During the mid to late 1970s, Shi’ite southern Lebanon and Syria provided refuge to several prominent leaders of Khomeini’s revolutionary "international" underground, like Sadeq Gotbzadeh and Abol Hassan Bani-Sadr. Once Khomeini took power in Iran in 1979, and particularly after the Iran-Iraq War began in 1980, the alliance became more formal and military in nature and was directed against Saddam’s Iraq and toward support for Hizballah in Lebanon.

Today the two allies are far from equal, with Syria undoubtedly the weaker and less stable partner. Iran seeks to develop nuclear weaponry, while Bashar Assad’s regime is, under duress, pulling out of Lebanon and declaring its intention to "democratize". Though the two partners feel threatened by the US presence in Iraq, they are working there at cross-purposes: Iran’s strategy is to allow the US to develop a Shi’ite-dominated regime, while Syria provides support to the Sunni remnants of Saddam’s Baath regime.

On the other hand, both countries (along with Turkey) share a fear of the spillover effect of possible Kurdish independence in northern Iraq, and both undoubtedly wish to ensure a dominant role for Hizballah in Lebanon and a minimization of American influence there. Some Middle East actors, like Jordan’s King Abdullah, project the specter of a Shi’ite "crescent" embodying Iran, Iraq, Syria and Hizballah in Lebanon, that threatens the entire Sunni Middle East.
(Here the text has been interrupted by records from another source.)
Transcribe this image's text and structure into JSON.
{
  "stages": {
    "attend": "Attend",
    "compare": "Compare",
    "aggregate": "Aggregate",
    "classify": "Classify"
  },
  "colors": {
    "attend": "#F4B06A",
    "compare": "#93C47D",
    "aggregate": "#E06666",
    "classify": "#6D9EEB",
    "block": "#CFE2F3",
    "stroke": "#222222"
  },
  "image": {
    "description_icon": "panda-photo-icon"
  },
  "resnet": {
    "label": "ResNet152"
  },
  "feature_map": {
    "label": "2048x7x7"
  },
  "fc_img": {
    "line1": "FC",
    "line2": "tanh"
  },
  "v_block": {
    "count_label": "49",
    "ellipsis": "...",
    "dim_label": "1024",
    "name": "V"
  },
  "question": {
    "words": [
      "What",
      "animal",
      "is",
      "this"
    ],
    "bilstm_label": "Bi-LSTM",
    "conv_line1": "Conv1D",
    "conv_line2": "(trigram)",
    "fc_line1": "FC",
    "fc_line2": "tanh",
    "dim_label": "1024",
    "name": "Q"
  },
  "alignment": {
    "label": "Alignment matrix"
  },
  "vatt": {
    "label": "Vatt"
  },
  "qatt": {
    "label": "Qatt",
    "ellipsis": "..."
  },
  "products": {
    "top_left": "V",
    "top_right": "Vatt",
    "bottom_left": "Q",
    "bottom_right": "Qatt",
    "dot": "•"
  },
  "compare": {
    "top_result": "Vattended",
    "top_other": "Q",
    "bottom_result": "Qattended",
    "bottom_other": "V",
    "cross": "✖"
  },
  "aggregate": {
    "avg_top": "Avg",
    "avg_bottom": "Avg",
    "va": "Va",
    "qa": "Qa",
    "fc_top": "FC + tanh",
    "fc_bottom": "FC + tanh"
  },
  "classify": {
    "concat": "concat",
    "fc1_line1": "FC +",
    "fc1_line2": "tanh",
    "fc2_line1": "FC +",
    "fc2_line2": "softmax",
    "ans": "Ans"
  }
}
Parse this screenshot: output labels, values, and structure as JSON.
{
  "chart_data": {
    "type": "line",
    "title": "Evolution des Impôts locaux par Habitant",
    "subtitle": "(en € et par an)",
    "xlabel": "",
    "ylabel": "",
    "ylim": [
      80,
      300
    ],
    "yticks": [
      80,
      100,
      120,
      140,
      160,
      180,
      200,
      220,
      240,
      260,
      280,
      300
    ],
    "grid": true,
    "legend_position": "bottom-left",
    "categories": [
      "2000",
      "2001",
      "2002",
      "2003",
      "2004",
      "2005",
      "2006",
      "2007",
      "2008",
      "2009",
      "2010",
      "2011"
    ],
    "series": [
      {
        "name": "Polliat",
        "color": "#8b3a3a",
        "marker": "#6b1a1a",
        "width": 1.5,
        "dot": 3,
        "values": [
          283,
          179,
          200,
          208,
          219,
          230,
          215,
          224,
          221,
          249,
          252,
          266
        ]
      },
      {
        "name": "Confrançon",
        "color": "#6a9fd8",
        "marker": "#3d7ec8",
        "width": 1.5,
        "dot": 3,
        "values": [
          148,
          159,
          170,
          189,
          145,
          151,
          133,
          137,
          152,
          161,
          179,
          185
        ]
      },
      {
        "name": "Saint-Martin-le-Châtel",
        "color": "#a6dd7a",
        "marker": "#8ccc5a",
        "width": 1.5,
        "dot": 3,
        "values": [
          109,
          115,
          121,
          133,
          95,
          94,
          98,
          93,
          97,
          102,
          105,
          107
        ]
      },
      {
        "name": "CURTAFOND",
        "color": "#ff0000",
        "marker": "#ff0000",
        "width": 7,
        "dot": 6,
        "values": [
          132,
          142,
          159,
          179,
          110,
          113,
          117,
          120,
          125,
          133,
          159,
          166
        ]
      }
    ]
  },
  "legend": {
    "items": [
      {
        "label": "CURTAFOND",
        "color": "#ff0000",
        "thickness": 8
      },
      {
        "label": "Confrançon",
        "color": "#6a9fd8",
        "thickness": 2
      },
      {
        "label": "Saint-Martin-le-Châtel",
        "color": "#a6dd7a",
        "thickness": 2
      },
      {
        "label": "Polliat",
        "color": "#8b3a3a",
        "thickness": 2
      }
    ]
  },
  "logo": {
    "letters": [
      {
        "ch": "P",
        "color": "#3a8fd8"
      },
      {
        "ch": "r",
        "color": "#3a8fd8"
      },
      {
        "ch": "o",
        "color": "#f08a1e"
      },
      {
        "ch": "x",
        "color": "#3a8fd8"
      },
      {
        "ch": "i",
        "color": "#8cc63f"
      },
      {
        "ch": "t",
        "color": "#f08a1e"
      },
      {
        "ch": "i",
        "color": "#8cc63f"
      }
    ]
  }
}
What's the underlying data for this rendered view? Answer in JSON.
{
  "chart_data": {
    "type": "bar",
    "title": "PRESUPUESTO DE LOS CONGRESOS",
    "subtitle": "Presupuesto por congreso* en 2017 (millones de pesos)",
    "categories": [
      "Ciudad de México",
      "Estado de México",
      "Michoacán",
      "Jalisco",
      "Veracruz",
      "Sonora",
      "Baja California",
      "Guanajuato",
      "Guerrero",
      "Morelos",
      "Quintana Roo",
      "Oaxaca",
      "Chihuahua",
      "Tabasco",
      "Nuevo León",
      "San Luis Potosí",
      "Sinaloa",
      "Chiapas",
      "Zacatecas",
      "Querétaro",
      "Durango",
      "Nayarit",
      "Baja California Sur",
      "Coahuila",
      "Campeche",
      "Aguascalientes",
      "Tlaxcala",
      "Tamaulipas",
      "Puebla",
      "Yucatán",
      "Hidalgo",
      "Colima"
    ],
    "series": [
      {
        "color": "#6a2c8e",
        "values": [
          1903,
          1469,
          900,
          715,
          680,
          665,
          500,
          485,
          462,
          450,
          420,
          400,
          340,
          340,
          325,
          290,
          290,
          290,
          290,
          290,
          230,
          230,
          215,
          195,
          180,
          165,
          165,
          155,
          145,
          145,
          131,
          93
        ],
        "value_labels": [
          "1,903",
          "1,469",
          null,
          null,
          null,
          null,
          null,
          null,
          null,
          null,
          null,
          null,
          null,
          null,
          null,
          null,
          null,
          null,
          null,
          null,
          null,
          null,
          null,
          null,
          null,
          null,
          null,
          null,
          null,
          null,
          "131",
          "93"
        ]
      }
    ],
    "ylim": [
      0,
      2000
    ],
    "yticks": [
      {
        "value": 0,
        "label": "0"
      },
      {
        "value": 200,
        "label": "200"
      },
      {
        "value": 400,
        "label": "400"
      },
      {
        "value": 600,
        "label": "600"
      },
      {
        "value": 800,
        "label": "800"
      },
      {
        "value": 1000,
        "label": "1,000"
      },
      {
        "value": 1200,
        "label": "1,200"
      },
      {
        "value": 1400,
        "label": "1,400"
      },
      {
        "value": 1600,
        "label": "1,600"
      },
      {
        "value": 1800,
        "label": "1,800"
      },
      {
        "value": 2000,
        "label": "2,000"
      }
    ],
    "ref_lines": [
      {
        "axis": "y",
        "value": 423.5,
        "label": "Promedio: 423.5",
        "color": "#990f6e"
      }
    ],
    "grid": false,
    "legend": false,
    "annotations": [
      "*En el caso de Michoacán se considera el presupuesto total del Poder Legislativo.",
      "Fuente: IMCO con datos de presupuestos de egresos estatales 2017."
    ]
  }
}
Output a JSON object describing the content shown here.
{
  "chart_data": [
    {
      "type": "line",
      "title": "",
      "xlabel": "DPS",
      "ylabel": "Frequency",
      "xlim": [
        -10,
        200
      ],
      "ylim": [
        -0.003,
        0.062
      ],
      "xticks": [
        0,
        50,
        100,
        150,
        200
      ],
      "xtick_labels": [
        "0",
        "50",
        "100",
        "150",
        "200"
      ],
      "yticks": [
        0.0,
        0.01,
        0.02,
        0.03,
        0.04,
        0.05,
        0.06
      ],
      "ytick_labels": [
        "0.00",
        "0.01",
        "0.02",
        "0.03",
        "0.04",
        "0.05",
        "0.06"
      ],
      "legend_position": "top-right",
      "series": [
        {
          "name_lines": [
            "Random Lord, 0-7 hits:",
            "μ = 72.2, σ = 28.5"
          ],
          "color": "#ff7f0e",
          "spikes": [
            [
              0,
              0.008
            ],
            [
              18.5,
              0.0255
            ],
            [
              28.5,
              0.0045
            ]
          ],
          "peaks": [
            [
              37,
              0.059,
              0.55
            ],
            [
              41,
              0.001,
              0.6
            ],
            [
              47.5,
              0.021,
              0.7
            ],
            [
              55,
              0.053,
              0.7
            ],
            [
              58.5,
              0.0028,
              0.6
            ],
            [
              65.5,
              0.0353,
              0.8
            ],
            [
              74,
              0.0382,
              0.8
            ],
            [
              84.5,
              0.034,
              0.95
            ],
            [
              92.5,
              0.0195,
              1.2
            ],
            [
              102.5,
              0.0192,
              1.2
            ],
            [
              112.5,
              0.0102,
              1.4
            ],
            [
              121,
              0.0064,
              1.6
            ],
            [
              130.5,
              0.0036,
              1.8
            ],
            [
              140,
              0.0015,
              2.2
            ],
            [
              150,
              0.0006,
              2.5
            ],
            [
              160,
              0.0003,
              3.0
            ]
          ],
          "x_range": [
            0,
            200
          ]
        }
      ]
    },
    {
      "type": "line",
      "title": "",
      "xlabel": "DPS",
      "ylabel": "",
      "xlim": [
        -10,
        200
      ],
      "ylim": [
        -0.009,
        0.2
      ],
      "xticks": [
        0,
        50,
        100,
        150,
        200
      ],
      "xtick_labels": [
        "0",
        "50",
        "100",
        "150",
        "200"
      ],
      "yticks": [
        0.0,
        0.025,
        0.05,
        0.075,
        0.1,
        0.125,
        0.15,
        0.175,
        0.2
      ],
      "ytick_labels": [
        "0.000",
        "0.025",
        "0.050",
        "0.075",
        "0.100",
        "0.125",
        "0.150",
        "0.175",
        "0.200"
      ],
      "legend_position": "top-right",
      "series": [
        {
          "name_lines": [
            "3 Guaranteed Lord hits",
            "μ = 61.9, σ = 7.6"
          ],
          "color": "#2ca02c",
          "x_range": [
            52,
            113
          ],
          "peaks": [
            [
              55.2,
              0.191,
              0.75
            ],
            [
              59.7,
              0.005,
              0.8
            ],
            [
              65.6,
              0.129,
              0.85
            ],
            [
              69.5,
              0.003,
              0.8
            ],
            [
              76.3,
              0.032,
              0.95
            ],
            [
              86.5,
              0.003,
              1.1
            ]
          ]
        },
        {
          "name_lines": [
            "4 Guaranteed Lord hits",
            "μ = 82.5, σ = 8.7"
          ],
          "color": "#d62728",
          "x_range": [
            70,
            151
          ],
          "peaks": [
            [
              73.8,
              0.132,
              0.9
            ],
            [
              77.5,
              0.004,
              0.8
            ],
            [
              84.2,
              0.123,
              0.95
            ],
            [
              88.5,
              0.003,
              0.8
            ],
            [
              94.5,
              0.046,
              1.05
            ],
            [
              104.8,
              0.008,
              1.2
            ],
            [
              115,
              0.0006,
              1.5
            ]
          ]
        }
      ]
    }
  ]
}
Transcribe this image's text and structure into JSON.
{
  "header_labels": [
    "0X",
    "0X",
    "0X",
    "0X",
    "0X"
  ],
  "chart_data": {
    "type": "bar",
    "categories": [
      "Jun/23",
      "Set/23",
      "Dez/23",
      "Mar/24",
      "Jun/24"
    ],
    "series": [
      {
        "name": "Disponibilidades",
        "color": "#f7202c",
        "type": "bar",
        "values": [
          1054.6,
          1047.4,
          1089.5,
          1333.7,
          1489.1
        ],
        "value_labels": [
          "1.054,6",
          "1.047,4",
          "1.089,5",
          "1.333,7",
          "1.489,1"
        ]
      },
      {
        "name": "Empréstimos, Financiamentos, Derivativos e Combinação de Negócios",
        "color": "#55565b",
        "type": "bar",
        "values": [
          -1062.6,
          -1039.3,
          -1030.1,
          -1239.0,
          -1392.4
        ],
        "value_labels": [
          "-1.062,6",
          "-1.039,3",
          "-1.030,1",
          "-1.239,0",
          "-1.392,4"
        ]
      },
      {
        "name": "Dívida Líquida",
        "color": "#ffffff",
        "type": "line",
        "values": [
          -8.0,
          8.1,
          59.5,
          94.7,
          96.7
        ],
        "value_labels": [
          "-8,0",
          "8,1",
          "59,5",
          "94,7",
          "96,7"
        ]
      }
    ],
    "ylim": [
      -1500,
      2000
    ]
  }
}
Israel, which for understandable reasons considers itself a target of the Iran-Syria alliance, has two strategic concerns in this regard. One is Iran’s nuclear program. An attempt by the Bush administration to eliminate it by force could activate the alliance: Iran, with Syrian connivance, could seek to retaliate against Israel by means of a Hizballah attack, firing thousands of rockets supplied by Iran into northern Israel. Meanwhile Israel is exploring ways to enhance its strategic deterrent vis-a-vis Iran by moving closer to NATO and obtaining US security guarantees.

Israel’s second concern is Palestinian Islamist terrorism, fostered and supported by Hizballah with Iran’s active backing and Syria’s acquiescence. The current de facto ceasefire renders this last threat dormant, though it is not clear for how long.

The obvious way to neutralize the Iran-Syria alliance is to target the weaker link: Syria. The US is doing precisely this, by organizing international pressure on Syria to leave Lebanon. If Syria can also be persuaded to cease supporting the insurgents in Iraq and Bashar Assad indeed cleans up his regime–some Arab commentators are suggesting he could or should "pull a Qadhafi"–then Israel could enter into renewed peace talks with Syria, with one objective being to isolate Hizballah and break the alliance. This would have the effect of isolating Iran, whose nuclear program would then remain the only serious strategic threat from within to the Middle East.